The word “drone” is being used in a debatably incorrect way when people talk about quadcopter RC devices. Those devices are merely, for operational purposes, updated versions of RC aircraft that have been flown by hobbyists for decades. Hobbyists have flown RC helicopters with hovering ability for a long time. They are nowhere near as sophisticated or lightweight as the current generation of quadcopter devices, but they perform the same function.
The paranoia (and yes it is mostly paranoia) about the new generation of RC air devices is fuelled by the use of the word “drone” to describe them. That word has acquired a very sinister meaning because of its use to describe larger, long-loiter military devices used elsewhere in the world to engage in surveillance and targeted assassination.
A quadcopter RC device is not a “drone” in any military or malevolent sense. They cannot carry any military payload. They have extremely limited personal surveillance capability, since they mostly contain GoPro or other cameras that have next to no zoom ability. They also have a flight time of 20 minutes at best, and require line of sight to the operator for reliable flight control.

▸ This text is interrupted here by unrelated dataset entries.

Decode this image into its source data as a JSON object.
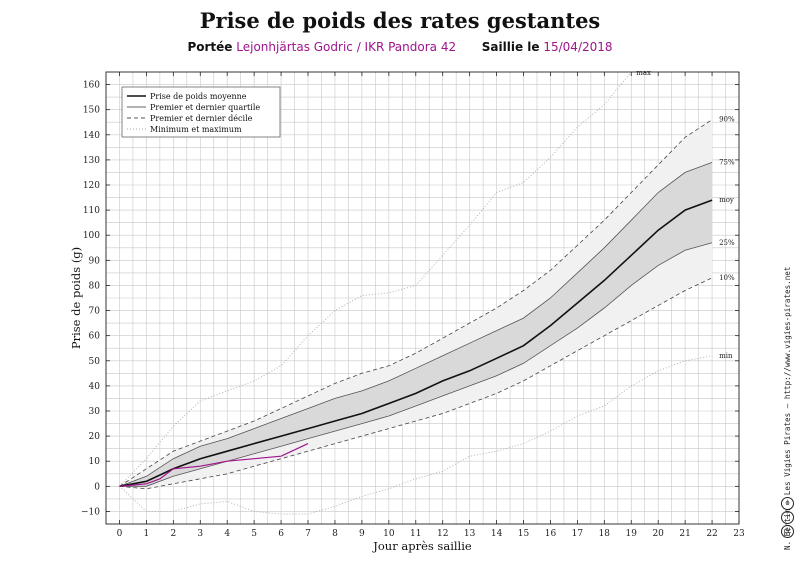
{
  "title": "Prise de poids des rates gestantes",
  "subtitle": {
    "litter_label": "Portée",
    "litter_value": "Lejonhjärtas Godric / IKR Pandora 42",
    "mating_label": "Saillie le",
    "mating_value": "15/04/2018"
  },
  "credit": "N. Bertin – Les Vigies Pirates – http://www.vigies-pirates.net",
  "colors": {
    "mean": "#111111",
    "quartile_band": "#d9d9d9",
    "decile_band": "#f1f1f1",
    "subject": "#a0148c",
    "grid": "#c8c8c8"
  },
  "chart_data": {
    "type": "line",
    "title": "Prise de poids des rates gestantes",
    "xlabel": "Jour après saillie",
    "ylabel": "Prise de poids (g)",
    "xlim": [
      -0.5,
      23
    ],
    "ylim": [
      -15,
      165
    ],
    "x_ticks": [
      0,
      1,
      2,
      3,
      4,
      5,
      6,
      7,
      8,
      9,
      10,
      11,
      12,
      13,
      14,
      15,
      16,
      17,
      18,
      19,
      20,
      21,
      22,
      23
    ],
    "y_ticks": [
      -10,
      0,
      10,
      20,
      30,
      40,
      50,
      60,
      70,
      80,
      90,
      100,
      110,
      120,
      130,
      140,
      150,
      160
    ],
    "grid": true,
    "legend_position": "top-left",
    "x": [
      0,
      1,
      2,
      3,
      4,
      5,
      6,
      7,
      8,
      9,
      10,
      11,
      12,
      13,
      14,
      15,
      16,
      17,
      18,
      19,
      20,
      21,
      22
    ],
    "series": [
      {
        "name": "max",
        "role": "max",
        "values": [
          0,
          11,
          24,
          34,
          38,
          42,
          48,
          60,
          70,
          76,
          77,
          80,
          92,
          104,
          117,
          121,
          131,
          143,
          152,
          165,
          null,
          null,
          null
        ],
        "end_label": "max"
      },
      {
        "name": "90%",
        "role": "p90",
        "values": [
          0,
          7,
          14,
          18,
          22,
          26,
          31,
          36,
          41,
          45,
          48,
          53,
          59,
          65,
          71,
          78,
          86,
          96,
          106,
          117,
          128,
          139,
          146
        ],
        "end_label": "90%"
      },
      {
        "name": "75%",
        "role": "p75",
        "values": [
          0,
          4,
          11,
          16,
          19,
          23,
          27,
          31,
          35,
          38,
          42,
          47,
          52,
          57,
          62,
          67,
          75,
          85,
          95,
          106,
          117,
          125,
          129
        ],
        "end_label": "75%"
      },
      {
        "name": "moy",
        "role": "mean",
        "values": [
          0,
          2,
          7,
          11,
          14,
          17,
          20,
          23,
          26,
          29,
          33,
          37,
          42,
          46,
          51,
          56,
          64,
          73,
          82,
          92,
          102,
          110,
          114
        ],
        "end_label": "moy"
      },
      {
        "name": "25%",
        "role": "p25",
        "values": [
          0,
          0,
          4,
          7,
          10,
          13,
          16,
          19,
          22,
          25,
          28,
          32,
          36,
          40,
          44,
          49,
          56,
          63,
          71,
          80,
          88,
          94,
          97
        ],
        "end_label": "25%"
      },
      {
        "name": "10%",
        "role": "p10",
        "values": [
          0,
          -1,
          1,
          3,
          5,
          8,
          11,
          14,
          17,
          20,
          23,
          26,
          29,
          33,
          37,
          42,
          48,
          54,
          60,
          66,
          72,
          78,
          83
        ],
        "end_label": "10%"
      },
      {
        "name": "min",
        "role": "min",
        "values": [
          0,
          -10,
          -10,
          -7,
          -6,
          -10,
          -11,
          -11,
          -8,
          -4,
          -1,
          3,
          6,
          12,
          14,
          17,
          22,
          28,
          32,
          40,
          46,
          50,
          52
        ],
        "end_label": "min"
      }
    ],
    "subject": {
      "x": [
        0,
        1,
        1.5,
        2,
        3,
        4,
        5,
        6,
        7
      ],
      "values": [
        0,
        1,
        3,
        7,
        8,
        10,
        11,
        12,
        17
      ]
    },
    "legend": [
      {
        "label": "Prise de poids moyenne",
        "style": "mean"
      },
      {
        "label": "Premier et dernier quartile",
        "style": "quartile"
      },
      {
        "label": "Premier et dernier décile",
        "style": "decile"
      },
      {
        "label": "Minimum et maximum",
        "style": "minmax"
      }
    ]
  }
}
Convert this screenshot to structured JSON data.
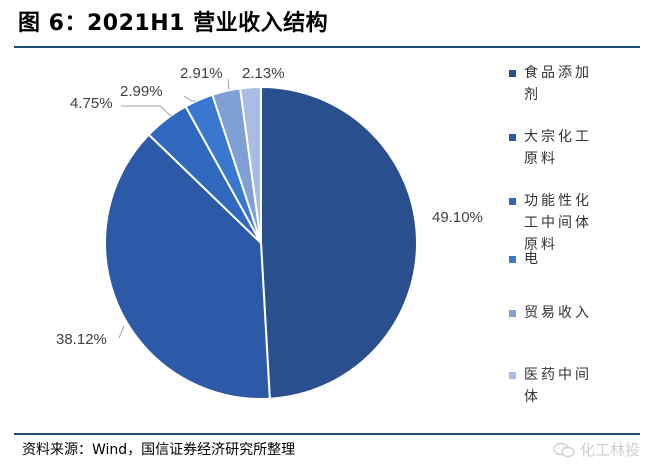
{
  "header": {
    "title": "图 6：2021H1 营业收入结构"
  },
  "footer": {
    "source": "资料来源：Wind，国信证券经济研究所整理",
    "watermark": "化工林投"
  },
  "chart_data": {
    "type": "pie",
    "title": "",
    "legend_position": "right",
    "slices": [
      {
        "label": "食品添加剂",
        "label_lines": [
          "食品添加",
          "剂"
        ],
        "value": 49.1,
        "value_label": "49.10%",
        "color": "#2a4f8f"
      },
      {
        "label": "大宗化工原料",
        "label_lines": [
          "大宗化工",
          "原料"
        ],
        "value": 38.12,
        "value_label": "38.12%",
        "color": "#2d5aa6"
      },
      {
        "label": "功能性化工中间体原料",
        "label_lines": [
          "功能性化",
          "工中间体",
          "原料"
        ],
        "value": 4.75,
        "value_label": "4.75%",
        "color": "#2f68bd"
      },
      {
        "label": "电",
        "label_lines": [
          "电"
        ],
        "value": 2.99,
        "value_label": "2.99%",
        "color": "#3a78d0"
      },
      {
        "label": "贸易收入",
        "label_lines": [
          "贸易收入"
        ],
        "value": 2.91,
        "value_label": "2.91%",
        "color": "#7f9fd5"
      },
      {
        "label": "医药中间体",
        "label_lines": [
          "医药中间",
          "体"
        ],
        "value": 2.13,
        "value_label": "2.13%",
        "color": "#a9bde3"
      }
    ]
  }
}
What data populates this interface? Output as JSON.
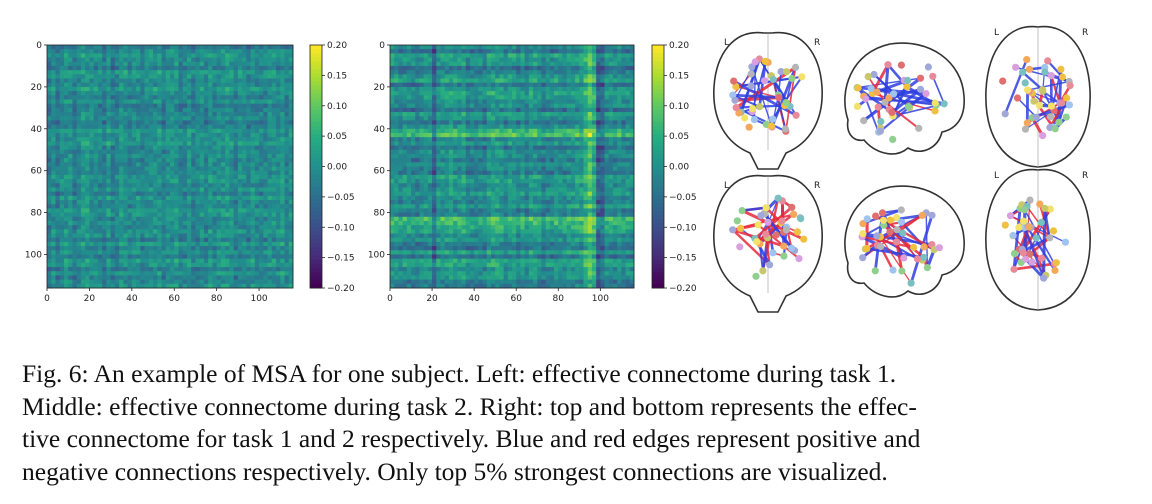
{
  "figure": {
    "heatmaps": [
      {
        "id": "task1",
        "x_ticks": [
          "0",
          "20",
          "40",
          "60",
          "80",
          "100"
        ],
        "y_ticks": [
          "0",
          "20",
          "40",
          "60",
          "80",
          "100"
        ],
        "x_range": [
          0,
          116
        ],
        "y_range": [
          0,
          116
        ],
        "colorbar_ticks": [
          "0.20",
          "0.15",
          "0.10",
          "0.05",
          "0.00",
          "−0.05",
          "−0.10",
          "−0.15",
          "−0.20"
        ],
        "colorbar_range": [
          -0.2,
          0.2
        ],
        "colormap": "viridis",
        "pattern": "task1"
      },
      {
        "id": "task2",
        "x_ticks": [
          "0",
          "20",
          "40",
          "60",
          "80",
          "100"
        ],
        "y_ticks": [
          "0",
          "20",
          "40",
          "60",
          "80",
          "100"
        ],
        "x_range": [
          0,
          116
        ],
        "y_range": [
          0,
          116
        ],
        "colorbar_ticks": [
          "0.20",
          "0.15",
          "0.10",
          "0.05",
          "0.00",
          "−0.05",
          "−0.10",
          "−0.15",
          "−0.20"
        ],
        "colorbar_range": [
          -0.2,
          0.2
        ],
        "colormap": "viridis",
        "pattern": "task2"
      }
    ],
    "brain_views": {
      "top_row_label": "task 1",
      "bottom_row_label": "task 2",
      "coronal_labels": [
        "L",
        "R"
      ],
      "axial_labels": [
        "L",
        "R"
      ],
      "edge_colors": {
        "positive": "#2f3fe0",
        "negative": "#e8283a"
      }
    }
  },
  "caption": {
    "lines": [
      "Fig. 6: An example of MSA for one subject. Left: effective connectome during task 1.",
      "Middle: effective connectome during task 2. Right: top and bottom represents the effec-",
      "tive connectome for task 1 and 2 respectively. Blue and red edges represent positive and",
      "negative connections respectively. Only top 5% strongest connections are visualized."
    ]
  }
}
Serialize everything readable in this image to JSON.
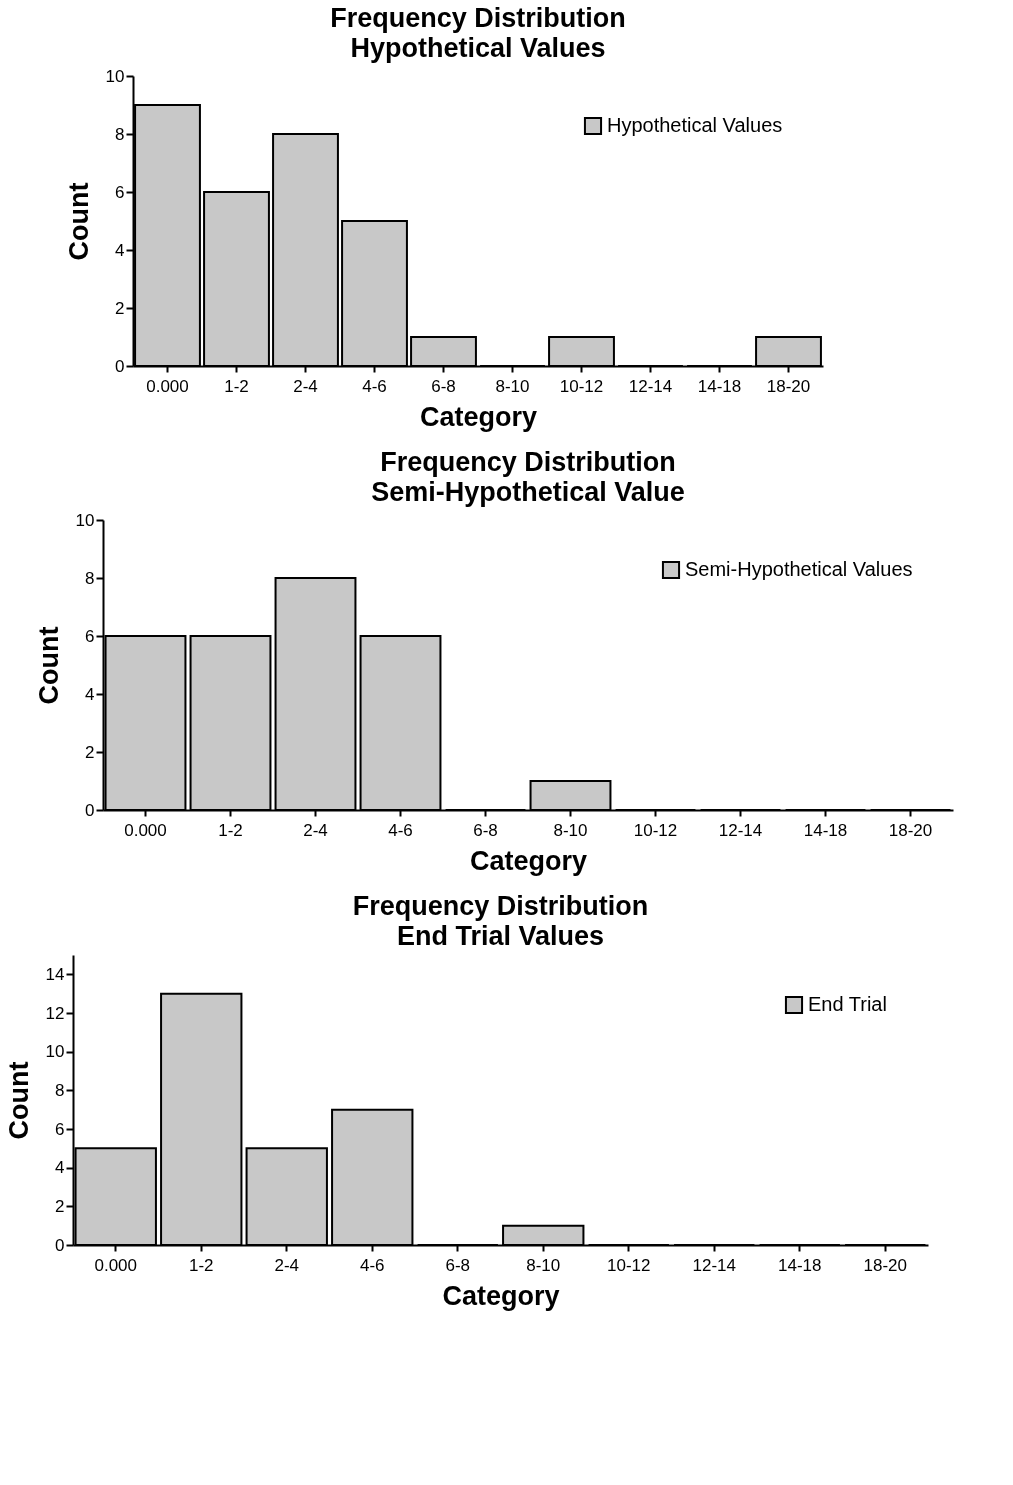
{
  "chart_data": [
    {
      "type": "bar",
      "title": "Frequency Distribution",
      "subtitle": "Hypothetical Values",
      "xlabel": "Category",
      "ylabel": "Count",
      "categories": [
        "0.000",
        "1-2",
        "2-4",
        "4-6",
        "6-8",
        "8-10",
        "10-12",
        "12-14",
        "14-18",
        "18-20"
      ],
      "series": [
        {
          "name": "Hypothetical Values",
          "color": "#c8c8c8",
          "values": [
            9,
            6,
            8,
            5,
            1,
            0,
            1,
            0,
            0,
            1
          ]
        }
      ],
      "ylim": [
        0,
        10
      ],
      "yticks": [
        0,
        2,
        4,
        6,
        8,
        10
      ],
      "grid": false,
      "legend": "top right"
    },
    {
      "type": "bar",
      "title": "Frequency Distribution",
      "subtitle": "Semi-Hypothetical Value",
      "xlabel": "Category",
      "ylabel": "Count",
      "categories": [
        "0.000",
        "1-2",
        "2-4",
        "4-6",
        "6-8",
        "8-10",
        "10-12",
        "12-14",
        "14-18",
        "18-20"
      ],
      "series": [
        {
          "name": "Semi-Hypothetical Values",
          "color": "#c8c8c8",
          "values": [
            6,
            6,
            8,
            6,
            0,
            1,
            0,
            0,
            0,
            0
          ]
        }
      ],
      "ylim": [
        0,
        10
      ],
      "yticks": [
        0,
        2,
        4,
        6,
        8,
        10
      ],
      "grid": false,
      "legend": "top right"
    },
    {
      "type": "bar",
      "title": "Frequency Distribution",
      "subtitle": "End Trial Values",
      "xlabel": "Category",
      "ylabel": "Count",
      "categories": [
        "0.000",
        "1-2",
        "2-4",
        "4-6",
        "6-8",
        "8-10",
        "10-12",
        "12-14",
        "14-18",
        "18-20"
      ],
      "series": [
        {
          "name": "End Trial",
          "color": "#c8c8c8",
          "values": [
            5,
            13,
            5,
            7,
            0,
            1,
            0,
            0,
            0,
            0
          ]
        }
      ],
      "ylim": [
        0,
        15
      ],
      "yticks": [
        0,
        2,
        4,
        6,
        8,
        10,
        12,
        14
      ],
      "grid": false,
      "legend": "top right"
    }
  ]
}
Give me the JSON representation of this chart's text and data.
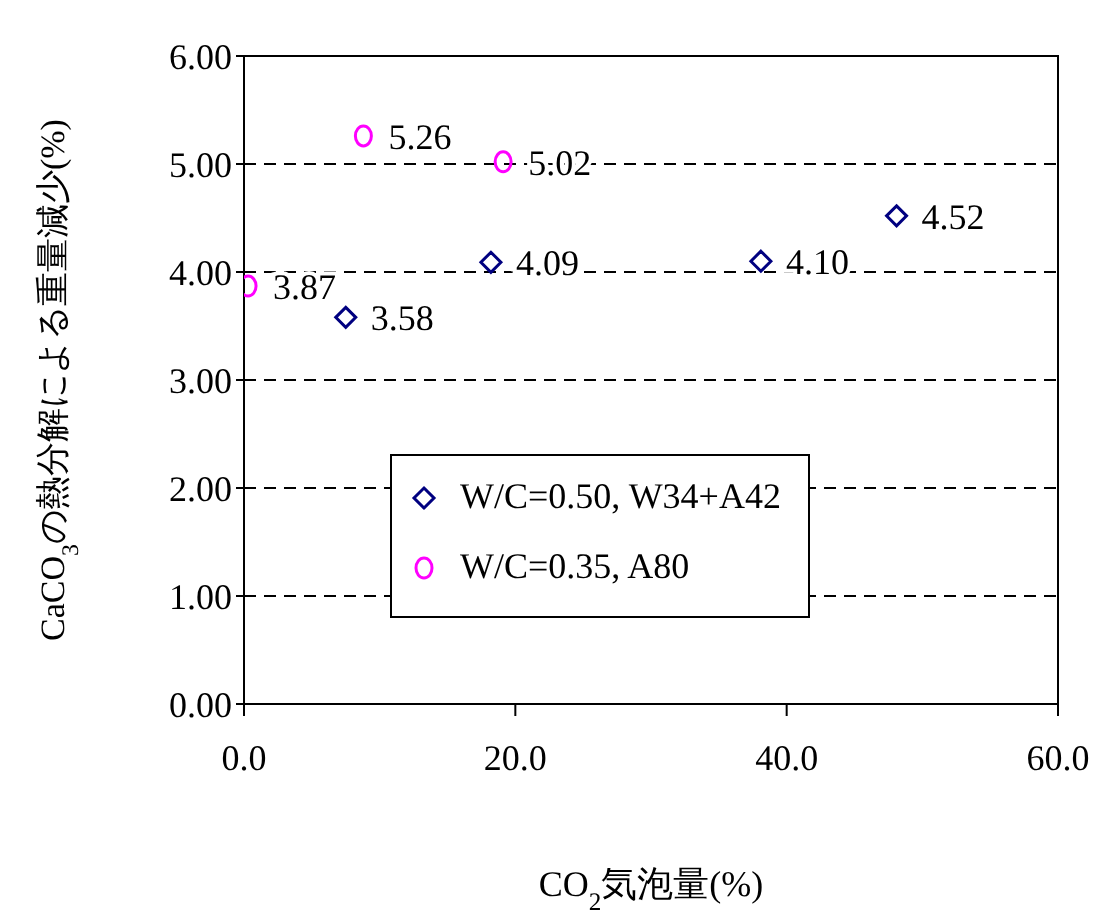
{
  "chart_data": {
    "type": "scatter",
    "xlabel": "CO$_{2}$気泡量(%)",
    "ylabel": "CaCO$_{3}$の熱分解による重量減少(%)",
    "series": [
      {
        "name": "W/C=0.50, W34+A42",
        "color": "#000080",
        "marker": "diamond",
        "x": [
          7.5,
          18.2,
          38.1,
          48.1
        ],
        "values": [
          3.58,
          4.09,
          4.1,
          4.52
        ],
        "value_labels": [
          "3.58",
          "4.09",
          "4.10",
          "4.52"
        ]
      },
      {
        "name": "W/C=0.35, A80",
        "color": "#ff00ff",
        "marker": "circle",
        "x": [
          0.3,
          8.8,
          19.1
        ],
        "values": [
          3.87,
          5.26,
          5.02
        ],
        "value_labels": [
          "3.87",
          "5.26",
          "5.02"
        ]
      }
    ],
    "xlim": [
      0,
      60
    ],
    "xticks": [
      {
        "value": 0,
        "label": "0.0"
      },
      {
        "value": 20,
        "label": "20.0"
      },
      {
        "value": 40,
        "label": "40.0"
      },
      {
        "value": 60,
        "label": "60.0"
      }
    ],
    "ylim": [
      0,
      6
    ],
    "yticks": [
      {
        "value": 0,
        "label": "0.00"
      },
      {
        "value": 1,
        "label": "1.00"
      },
      {
        "value": 2,
        "label": "2.00"
      },
      {
        "value": 3,
        "label": "3.00"
      },
      {
        "value": 4,
        "label": "4.00"
      },
      {
        "value": 5,
        "label": "5.00"
      },
      {
        "value": 6,
        "label": "6.00"
      }
    ],
    "grid": "y",
    "legend": "bottom"
  }
}
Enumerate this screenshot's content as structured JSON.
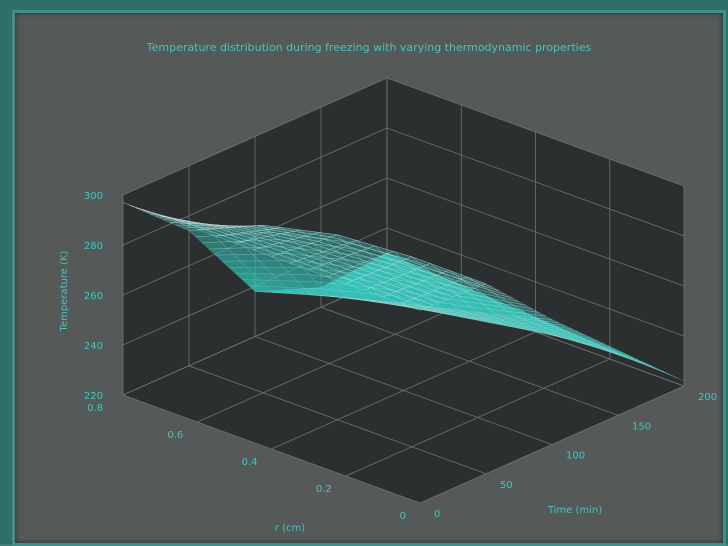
{
  "chart_data": {
    "type": "surface",
    "title": "Temperature distribution during freezing with varying thermodynamic properties",
    "xlabel": "r (cm)",
    "ylabel": "Time (min)",
    "zlabel": "Temperature (K)",
    "x_ticks": [
      "0",
      "0.2",
      "0.4",
      "0.6",
      "0.8"
    ],
    "x_range": [
      0,
      0.8
    ],
    "y_ticks": [
      "0",
      "50",
      "100",
      "150",
      "200"
    ],
    "y_range": [
      0,
      200
    ],
    "z_ticks": [
      "220",
      "240",
      "260",
      "280",
      "300"
    ],
    "z_range": [
      220,
      300
    ],
    "grid": true,
    "surface_color": "#30c6bb",
    "mesh_color": "#cfe0de",
    "axis_pane_color": "#2b2f2f",
    "series": [
      {
        "time": 0,
        "r": [
          0,
          0.2,
          0.4,
          0.6,
          0.8
        ],
        "temperature": [
          297,
          297,
          297,
          297,
          297
        ]
      },
      {
        "time": 50,
        "r": [
          0,
          0.2,
          0.4,
          0.6,
          0.8
        ],
        "temperature": [
          296,
          296,
          294,
          287,
          274
        ]
      },
      {
        "time": 100,
        "r": [
          0,
          0.2,
          0.4,
          0.6,
          0.8
        ],
        "temperature": [
          270,
          262,
          255,
          247,
          238
        ]
      },
      {
        "time": 150,
        "r": [
          0,
          0.2,
          0.4,
          0.6,
          0.8
        ],
        "temperature": [
          246,
          242,
          237,
          232,
          228
        ]
      },
      {
        "time": 200,
        "r": [
          0,
          0.2,
          0.4,
          0.6,
          0.8
        ],
        "temperature": [
          222,
          224,
          226,
          228,
          230
        ]
      }
    ]
  }
}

Do quadcopters have the ability to cause problems? Well yes. RC aircraft and helicopters have the same ability, but there are regulations applicable to all of these devices under FAA rules. If a quadcopter strays into controlled airspace, that will be a safety issue, and the FAA has the ability to sanction the operator and possibly have him charged with serious offenses.
Quadcopters are regarded at this time by the FAA as aicraft, subject to many of the same rules and protections as aircraft. Hence people are being arrested and hit with charges for trying to shoot quadcopters down. The airspace above your property does not belong to you. It never has. If you don’t like that you need to campaign for a change in the Constitution. (BTW, there is no right to individual privacy defined in the Constitution, so if somebody threatening quadcopter vandalism says “It’s my constitutional right”, you can dismiss that claim. It’s horsepuckey).
The paranoia and unconstitutional attempts at restraint by local districts and counties in the USA are making the US into a laughing stock worldwide, and the results are going to be a lack of aerial device development in the USA, and loss of commercial opportunities.